Anger, fear, and resentment are wonderful ways to motivate and radicalize a constituency. And so there's an episode in our history, long forgotten to most of America, that's on my mind as the political umbrage machine finds reasons to stir our fears this season.
One of the major rallying cries for this upcoming election is this: Religious freedom is threatened. How? Well, there's an anecdote here, and a snopes-fail story there, but really? All that matters is that people are riled up enough to feel motivated.
And sure, there are real threats to the freedom of religious practice elsewhere. In China, for example, where churches are forced to close for just being churches. Or in the Middle East, where being Christian means you may be tortured and beheaded. Our self-aggrandizing sense of "oppression" is an embarrassment to the faith, a mockery of the very real crosses borne by Christ followers around the world.
"Tyranny?" Lord help us, we have no idea what that means, although the folks who are manipulating our fears would be happy to show us, I'm sure.
That's not to say that religious freedom hasn't been challenged before in the United States. It has. When that's happened, though, and when it was resisted, what did that look like?
What does defending your religious freedom look like in a constitutional republic, when it's genuinely at risk?
For that, my research into the dynamics and lives of the Old Order Amish for my forthcoming novel surfaced an interesting case. There was a time, in the mid-20th century, when the Amish were jailed for their beliefs. It was the era when public education was increasingly a national priority. The United States was in the midst of the Cold War, and them Russkies were edumacating their young 'uns up real good.
If we didn't develop a new generation of scientists and mathematicians and engineers, the Red Menace would overtake us with their Sputniks and their Soyuzes and their ICBMs. Next thing you know, we'd be singing the Internationale, watching terrible propaganda musicals, and being herded into interminable performances of abstract dance at the Bolshoi.
So STEM education was the rule of the day, and everyone needed to be on board.
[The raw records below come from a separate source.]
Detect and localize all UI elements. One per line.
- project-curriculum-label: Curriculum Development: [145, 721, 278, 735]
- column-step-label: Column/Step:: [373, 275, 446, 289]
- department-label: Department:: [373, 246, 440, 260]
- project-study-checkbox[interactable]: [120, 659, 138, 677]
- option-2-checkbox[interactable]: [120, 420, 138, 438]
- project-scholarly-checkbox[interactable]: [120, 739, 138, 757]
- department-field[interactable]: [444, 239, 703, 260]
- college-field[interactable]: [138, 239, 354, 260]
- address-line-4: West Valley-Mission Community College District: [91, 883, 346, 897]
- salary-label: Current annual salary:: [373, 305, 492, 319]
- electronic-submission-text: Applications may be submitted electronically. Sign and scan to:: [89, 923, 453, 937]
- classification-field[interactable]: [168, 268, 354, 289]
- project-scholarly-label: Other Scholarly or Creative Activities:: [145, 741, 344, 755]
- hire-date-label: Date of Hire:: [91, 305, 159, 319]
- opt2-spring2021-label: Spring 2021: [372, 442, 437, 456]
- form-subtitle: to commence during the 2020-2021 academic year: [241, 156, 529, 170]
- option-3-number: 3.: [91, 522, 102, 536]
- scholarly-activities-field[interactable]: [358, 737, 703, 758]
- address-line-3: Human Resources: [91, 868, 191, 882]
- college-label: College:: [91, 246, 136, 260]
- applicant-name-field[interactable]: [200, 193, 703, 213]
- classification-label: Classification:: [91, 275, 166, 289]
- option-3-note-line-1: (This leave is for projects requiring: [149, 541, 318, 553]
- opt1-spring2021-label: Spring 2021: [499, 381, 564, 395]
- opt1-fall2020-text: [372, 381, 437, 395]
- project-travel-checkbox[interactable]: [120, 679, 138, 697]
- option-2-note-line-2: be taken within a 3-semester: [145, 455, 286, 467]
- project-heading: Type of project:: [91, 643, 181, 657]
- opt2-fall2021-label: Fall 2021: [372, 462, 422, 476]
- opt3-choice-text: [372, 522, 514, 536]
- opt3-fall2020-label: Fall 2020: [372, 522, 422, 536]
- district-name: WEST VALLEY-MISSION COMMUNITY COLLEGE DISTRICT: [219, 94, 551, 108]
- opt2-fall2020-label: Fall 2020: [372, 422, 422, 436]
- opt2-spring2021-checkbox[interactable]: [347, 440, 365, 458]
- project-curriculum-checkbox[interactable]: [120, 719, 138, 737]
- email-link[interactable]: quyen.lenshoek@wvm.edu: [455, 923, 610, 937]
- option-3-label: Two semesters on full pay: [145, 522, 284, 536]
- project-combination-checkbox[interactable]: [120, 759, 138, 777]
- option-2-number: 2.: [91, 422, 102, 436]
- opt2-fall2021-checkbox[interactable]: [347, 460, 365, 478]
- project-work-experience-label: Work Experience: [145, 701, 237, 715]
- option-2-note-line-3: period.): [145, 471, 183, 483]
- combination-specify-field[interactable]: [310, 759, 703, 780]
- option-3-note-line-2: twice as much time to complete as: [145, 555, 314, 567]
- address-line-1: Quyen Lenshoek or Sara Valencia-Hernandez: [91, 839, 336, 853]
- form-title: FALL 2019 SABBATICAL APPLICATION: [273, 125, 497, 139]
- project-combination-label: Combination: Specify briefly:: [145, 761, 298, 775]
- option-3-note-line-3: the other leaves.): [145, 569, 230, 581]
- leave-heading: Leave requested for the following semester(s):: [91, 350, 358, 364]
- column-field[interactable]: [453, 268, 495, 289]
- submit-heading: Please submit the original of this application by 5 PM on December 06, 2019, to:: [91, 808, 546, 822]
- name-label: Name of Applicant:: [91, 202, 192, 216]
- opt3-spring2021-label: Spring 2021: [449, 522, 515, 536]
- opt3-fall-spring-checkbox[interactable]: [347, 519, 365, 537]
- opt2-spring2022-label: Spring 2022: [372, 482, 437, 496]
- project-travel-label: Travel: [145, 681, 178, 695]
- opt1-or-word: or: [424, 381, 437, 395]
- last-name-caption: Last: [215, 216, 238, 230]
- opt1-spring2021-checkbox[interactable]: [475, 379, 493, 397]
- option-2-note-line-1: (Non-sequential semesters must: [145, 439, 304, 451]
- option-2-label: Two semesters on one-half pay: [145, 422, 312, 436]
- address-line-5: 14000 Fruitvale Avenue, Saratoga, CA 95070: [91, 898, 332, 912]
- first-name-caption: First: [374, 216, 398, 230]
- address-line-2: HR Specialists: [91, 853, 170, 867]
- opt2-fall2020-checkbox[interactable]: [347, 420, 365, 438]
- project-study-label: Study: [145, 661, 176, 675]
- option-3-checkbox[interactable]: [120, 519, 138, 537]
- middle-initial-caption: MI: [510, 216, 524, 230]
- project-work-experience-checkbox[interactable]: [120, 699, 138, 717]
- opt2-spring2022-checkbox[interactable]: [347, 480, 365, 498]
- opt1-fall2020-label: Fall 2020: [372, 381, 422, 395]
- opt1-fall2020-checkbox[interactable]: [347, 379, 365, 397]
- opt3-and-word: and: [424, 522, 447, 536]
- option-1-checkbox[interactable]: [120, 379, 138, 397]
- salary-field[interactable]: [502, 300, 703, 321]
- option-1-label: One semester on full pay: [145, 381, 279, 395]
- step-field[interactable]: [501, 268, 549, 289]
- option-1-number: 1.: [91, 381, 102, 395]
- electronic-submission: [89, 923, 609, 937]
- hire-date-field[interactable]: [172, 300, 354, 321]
School was mandatory.
But a group of Wisconsin Amish refused to send their kids to school past eighth grade, on religious grounds. They were conservative Christian agrarian/craftsman pacifists, and they wanted to educate their children to be part of their community. They had nothing against literacy, because the Amish were and are avid readers and writers. They had nothing against math, in so far as you need some math to run a farm or a small business or a household.
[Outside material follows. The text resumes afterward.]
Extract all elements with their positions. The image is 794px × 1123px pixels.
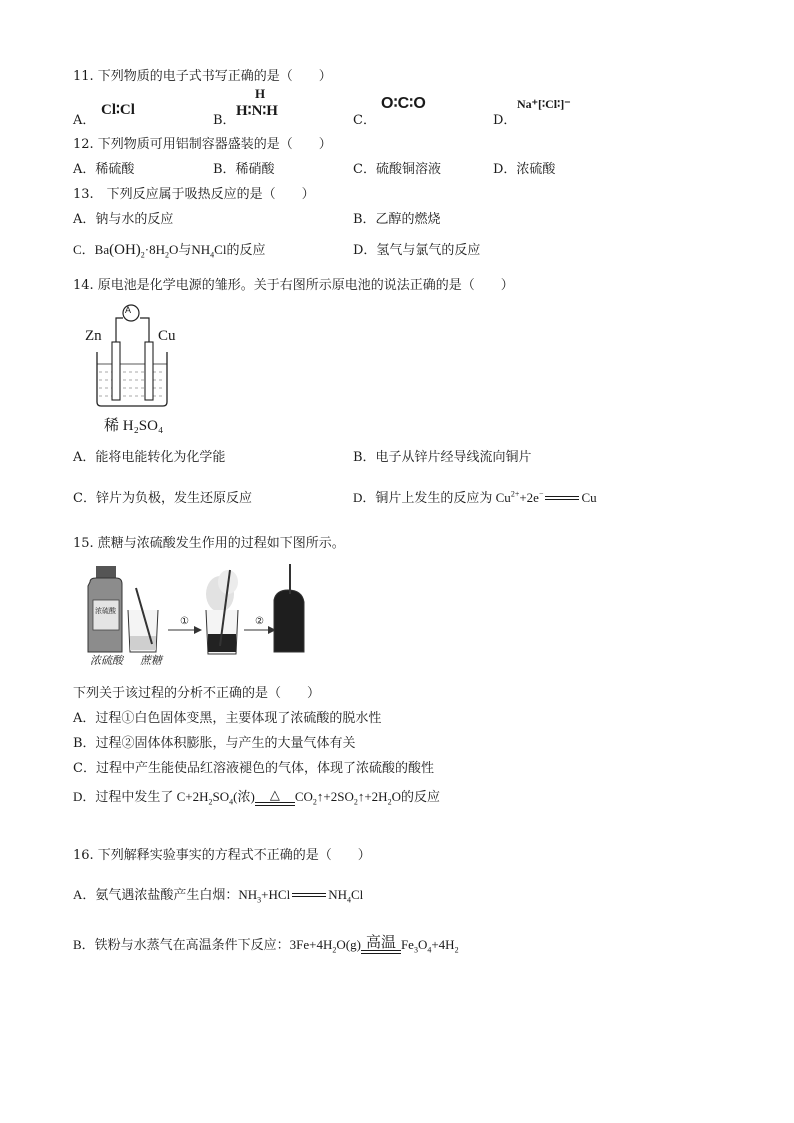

But the rest of modern-era public higher education was preparing their children for an economy in which they did not want to participate, an economy that was antithetical to their faith. So they refused.
Their children simply didn't show up to class. Or, if forced to go to class, they'd flee into the cornfields. Amish parents were accused of encouraging truancy, of subverting the American way with their backwards ignorance. Charges were filed. The Amish held their ground.
Amish elders were jailed, repeatedly, for breaking the law of the land. They maintained their position, relentlessly and peacefully, with the stubborn gentleness of that movement.
Ultimately, they won. In 1972, the Supreme Court unanimously ruled in favor of the Old Order Amish, in a landmark decision establishing the rights of parents to see to the education of their young ones.
But there's a detail in there, one that the current self-absorbed hullabaloo about religious freedom willfully ignores. The Amish were only interested in defending their way of life.
They were not, in any way, imposing their way of life on others.
Let me repeat that, because that's the part we seem confused about:
They were not, in any way, imposing their way of life on others.
I'd bold it and put it in all-caps, but hopefully, that point has been gotten across.
What we "English" do did not matter to them. They had their way, their path, their Ordnung. Others were not expected to live by it, not coerced by the power of the state into living according to their rules.
Now, I'm a fan of public education. Is it perfect? No, of course not. But it's a good thing, a public good, something that makes our nation better. Smarter. Stronger. Faster. Nonetheless, I can respect both the Amish position and the way in which they went about defending their inalienable rights.
In a democratic republic, where your neighbor's freedom matters as much as your own, they showed us how defending religious liberty is done.